For all the gilded edges of this tale, we are never far from the brutal acts of the new regime: Sohrab is taken while in exile, and the family's incredible collection of books is confiscated and burned. The list of titles here is impressive and worth reading for the recommendations alone!

Although I got a bit lost in time and space with this book, the threads of the story are brilliantly realized and engaging, even after the family have all wandered off on their separate journeys of transformation (in more ways than one).

"The third world is a place where we share the same pain but not the same path." (p.33)

Not only a fantastic read, The Enlightenment of the Greengage Tree is peppered with references to ancient Zoroastrian history, medicine, and plant knowledge. The text includes quotes from Persian poets Rumi, Khayyam and more, and Azar includes informative notes at the end of each chapter.

Will the family be reunited? Is all they held dear lost? Where has Sohrab's ghost gone off to? And the trunk of Zoroastrian papers?

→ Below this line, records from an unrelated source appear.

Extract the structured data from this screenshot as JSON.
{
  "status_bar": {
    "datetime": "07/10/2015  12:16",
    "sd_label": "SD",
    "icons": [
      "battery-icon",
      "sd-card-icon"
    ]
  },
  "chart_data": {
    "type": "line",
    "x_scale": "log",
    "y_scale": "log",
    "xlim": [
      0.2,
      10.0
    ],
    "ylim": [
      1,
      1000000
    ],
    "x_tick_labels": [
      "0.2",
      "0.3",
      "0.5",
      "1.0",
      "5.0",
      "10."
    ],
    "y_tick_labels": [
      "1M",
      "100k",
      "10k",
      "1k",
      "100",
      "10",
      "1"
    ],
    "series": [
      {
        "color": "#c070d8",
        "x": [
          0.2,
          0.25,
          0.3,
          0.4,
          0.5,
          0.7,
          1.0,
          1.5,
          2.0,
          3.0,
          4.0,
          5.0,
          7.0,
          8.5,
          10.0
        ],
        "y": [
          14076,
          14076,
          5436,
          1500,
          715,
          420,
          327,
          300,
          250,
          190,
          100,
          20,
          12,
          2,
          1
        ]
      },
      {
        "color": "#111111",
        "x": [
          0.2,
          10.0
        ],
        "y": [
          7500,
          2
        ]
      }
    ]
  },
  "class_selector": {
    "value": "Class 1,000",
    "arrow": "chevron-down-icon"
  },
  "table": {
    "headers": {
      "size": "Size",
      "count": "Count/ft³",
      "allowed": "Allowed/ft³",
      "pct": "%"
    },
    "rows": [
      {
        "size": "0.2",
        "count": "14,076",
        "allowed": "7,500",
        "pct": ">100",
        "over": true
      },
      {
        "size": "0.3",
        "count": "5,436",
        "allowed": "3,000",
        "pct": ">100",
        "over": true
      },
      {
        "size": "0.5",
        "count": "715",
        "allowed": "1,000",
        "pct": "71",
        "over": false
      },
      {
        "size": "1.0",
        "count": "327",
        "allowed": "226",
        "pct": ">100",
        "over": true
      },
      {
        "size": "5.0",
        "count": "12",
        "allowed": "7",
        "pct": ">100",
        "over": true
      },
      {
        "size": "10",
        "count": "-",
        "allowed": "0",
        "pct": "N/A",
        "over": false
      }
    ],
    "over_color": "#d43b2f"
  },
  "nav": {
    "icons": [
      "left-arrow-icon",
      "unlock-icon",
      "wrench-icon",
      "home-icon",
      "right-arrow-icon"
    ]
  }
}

Lets just say things didn't turn out as I'd hoped, but stories often don't and that's what 'hold(s) my attention' as Margaret Atwood says in her Masterclass.

I will say that the story comes satisfyingly full circle; beginning and ending with the Greengage Tree.

Shukūfah herself was a refugee from Iran and now lives in Australia. The Englightenment of the Greengage Tree is her first novel to be translated from Farsi to English and was also shortlisted for the (Australian) Stella Prize.